BIR = Nominal - TIPS(real), but Nominal = real + inflation prediction + risk premium, so BIR = inflation prediction + risk premium.
 
wab said:
BIR = Nominal - TIPS(real), but Nominal = real + inflation prediction + risk premium, so BIR = inflation prediction + risk premium.

Makes sense that regular treasuries should include a risk premium above TIPS to compensate for the uncertainty of future inflation. Meaning that the 10-year inflation expectation as expressed by the bond market is less than 2.6% - which seems a little light to me (which I think was also your point).
 
REWahoo! said:
TH, I think you're Gross... :D

Its plausible. Bet you've never seen us both together in the same place at the same time.
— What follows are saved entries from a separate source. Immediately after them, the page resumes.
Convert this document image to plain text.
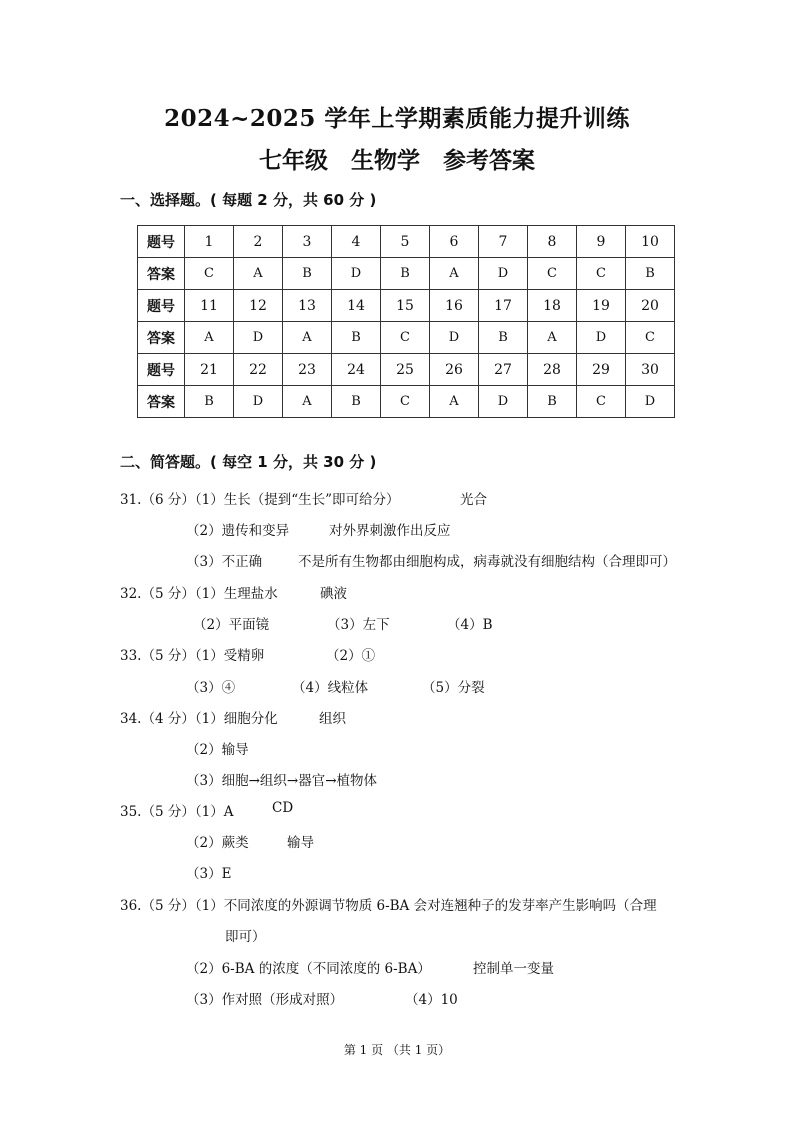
2024~2025 学年上学期素质能力提升训练
七年级　生物学　参考答案
一、选择题。( 每题 2 分，共 60 分 )
题号	1	2	3	4	5	6	7	8	9	10
答案	C	A	B	D	B	A	D	C	C	B
题号	11	12	13	14	15	16	17	18	19	20
答案	A	D	A	B	C	D	B	A	D	C
题号	21	22	23	24	25	26	27	28	29	30
答案	B	D	A	B	C	A	D	B	C	D
二、简答题。( 每空 1 分，共 30 分 )
31.（6 分）（1）生长（提到“生长”即可给分）	光合
（2）遗传和变异	对外界刺激作出反应
（3）不正确	不是所有生物都由细胞构成，病毒就没有细胞结构（合理即可）
32.（5 分）（1）生理盐水	碘液
（2）平面镜	（3）左下	（4）B
33.（5 分）（1）受精卵	（2）①
（3）④	（4）线粒体	（5）分裂
34.（4 分）（1）细胞分化	组织
（2）输导
（3）细胞→组织→器官→植物体
35.（5 分）（1）A	CD
（2）蕨类	输导
（3）E
36.（5 分）（1）不同浓度的外源调节物质 6-BA 会对连翘种子的发芽率产生影响吗（合理
即可）
（2）6-BA 的浓度（不同浓度的 6-BA）	控制单一变量
（3）作对照（形成对照）	（4）10
第 1 页 （共 1 页）
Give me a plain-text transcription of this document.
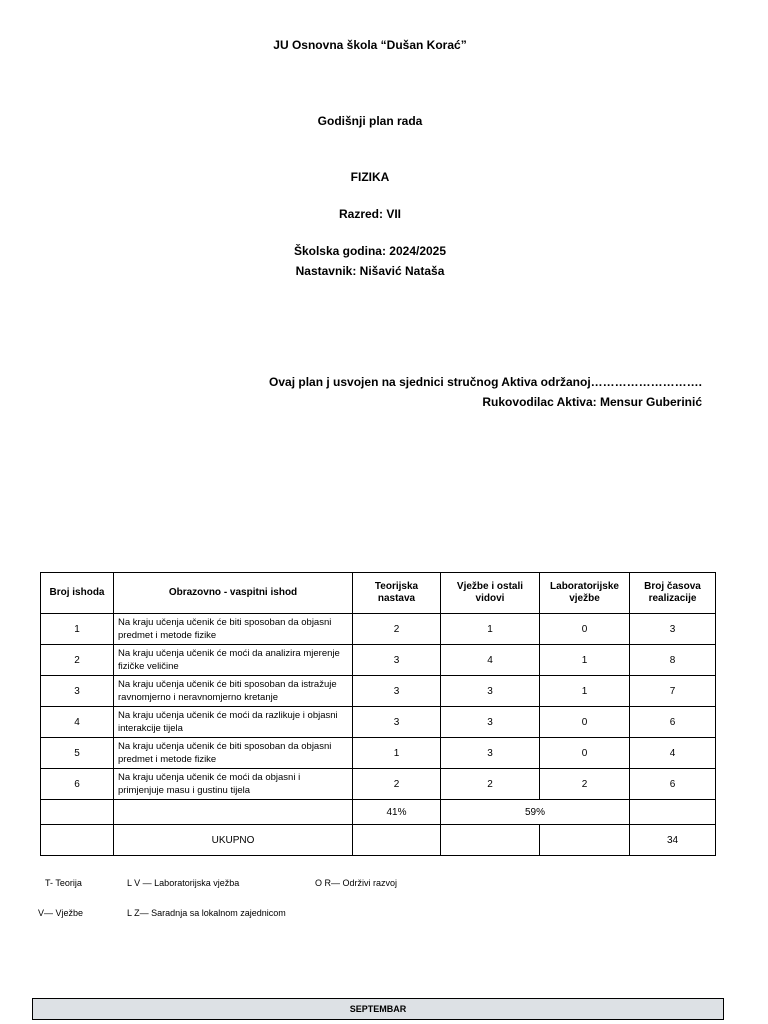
JU Osnovna škola “Dušan Korać”
Godišnji plan rada
FIZIKA
Razred: VII
Školska godina: 2024/2025
Nastavnik: Nišavić Nataša
Ovaj plan j usvojen na sjednici stručnog Aktiva održanoj……………………….
Rukovodilac Aktiva: Mensur Guberinić
Broj ishoda	Obrazovno - vaspitni ishod	Teorijska nastava	Vježbe i ostali vidovi	Laboratorijske vježbe	Broj časova realizacije
1	Na kraju učenja učenik će biti sposoban da objasni predmet i metode fizike	2	1	0	3
2	Na kraju učenja učenik će moći da analizira mjerenje fizičke veličine	3	4	1	8
3	Na kraju učenja učenik će biti sposoban da istražuje ravnomjerno i neravnomjerno kretanje	3	3	1	7
4	Na kraju učenja učenik će moći da razlikuje i objasni interakcije tijela	3	3	0	6
5	Na kraju učenja učenik će biti sposoban da objasni predmet i metode fizike	1	3	0	4
6	Na kraju učenja učenik će moći da objasni i primjenjuje masu i gustinu tijela	2	2	2	6
		41%	59%		
	UKUPNO				34
T- Teorija	L V — Laboratorijska vježba	O R— Održivi razvoj
V— Vježbe	L Z— Saradnja sa lokalnom zajednicom
SEPTEMBAR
All the talking heads and newsbits i've seen are pointing to bernankes one potential achilles heel; that he's perceived as an inflation dove. Further predictions are that he'll have to do a few rate hikes to dispell that. I've been waiting for this credit card economy to hit a wall and higher rates will sure as shootin' do that.

I'm enjoying the potential for higher rates myself. With no debt and plenty of cash still sticking to my fingers, I'd like an improved return. But I think i'll wait for the other five shoes to drop in the bond market before buying in and reaping the benefits of those higher yields without the loss of capital.
 
() said:
But I think i'll wait for the other five shoes to drop in the bond market before buying in and reaping the benefits of those higher yields without the loss of capital.

Rates could be heading higher but the economy could also be heading for an '06 cliff dug by the Fed and high energy prices. I have no idea. But the 6.5% taxable equivalent yield I can get on intermediate term muni bonds is looking pretty tasty right about now.